You have to hand it to them, the Wilfs are not afraid to take a chance on something different. But the one different thing they should have tried, is actually having a member of their ownership group stay in Minnesota to oversee their $6.25 billion franchise.
I like to laugh at the helicopter-parent behavior of Jerry Jones, owner of the Dallas Cowboys. He can't resist interfering in every facet of his team, even when he should let people better suited to the tasks simply do their jobs. But Jones would not have been surprised by problems in his organization the way the Wilfs routinely are--largely because he causes them, but he still would not have been surprised. That's the advantage of being there, in team headquarters on a day-to-day basis.
A Two-Decade Pattern
Instead, the Wilfs make their hires and then fly back to New Jersey. Over the past 20 years a pattern has emerged of them being dismayed and surprised at the state of their team. What? You're telling me Brad Childress' roster management and interpersonal style with Brett Favre was a potential powder keg? Oh, Percy Harvin was openly screaming at Leslie Frazier? Merciful heavens! Mike Zimmer didn't watch film with Kirk Cousins until after Cousins had been with the team for a few seasons? And no one was saying hello to Brian O'Neill in the hallways? How can that be? Kwesi was reportedly unsure about how a tightend of TJ Hockenson's caliber could help the offsene? These problems didn't simply sprout full-formed from the Minnesota practice fields. They grew over time and the team's owners would have known of them if they had been in the building on a regular basis instead of simply jetting in and sitting in a suite on game day .

With no general manager expected to be hired until after the NFL Draft this spring, the Vikings now lean on their salary cap specialist, Rob Brzezinski, as their interim general manager. Is he really going to be the one calling the shots? Or, is most of the power over the roster going to be in Kevin O'Connell's hands? How much input will defensive coordinator Brian Flores have? In the power vacuum created by Adofo-Mensah's firing, the Vikings have regressed back to the "triangle of authority".

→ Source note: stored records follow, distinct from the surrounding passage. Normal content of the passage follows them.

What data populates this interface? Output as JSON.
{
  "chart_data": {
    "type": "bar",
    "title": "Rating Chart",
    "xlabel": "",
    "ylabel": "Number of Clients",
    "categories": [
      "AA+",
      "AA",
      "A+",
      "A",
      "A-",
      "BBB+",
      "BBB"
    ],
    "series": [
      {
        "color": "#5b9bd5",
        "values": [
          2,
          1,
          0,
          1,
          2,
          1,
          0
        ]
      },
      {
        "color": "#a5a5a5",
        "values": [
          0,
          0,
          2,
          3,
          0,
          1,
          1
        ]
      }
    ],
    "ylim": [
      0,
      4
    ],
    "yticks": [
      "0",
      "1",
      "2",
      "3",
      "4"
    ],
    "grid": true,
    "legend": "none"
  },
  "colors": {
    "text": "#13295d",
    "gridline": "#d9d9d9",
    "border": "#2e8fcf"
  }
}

A coaching staff that appeared to have no qualms in wresting decision-making power away from the general manager over the past three years is now in charge. Sure things were dysfunctional for the past few years, but I'm sure the co-conspirators of this coup will be able to get along without strife and won't fight like crabs in a bucket. What could possibly go wrong?
Ultimately, the Wilfs need to decide whether they are really the owners of this multi-billion dollar sports franchise, or merely fans who write checks and, occasionally, fire people when the toxicity becomes impossible to ignore. If the Vikings' ownership doesn't change their approach to overseeing the operations, then we're in store for another cycle of organizational turmoil that will result in angst rather than championships.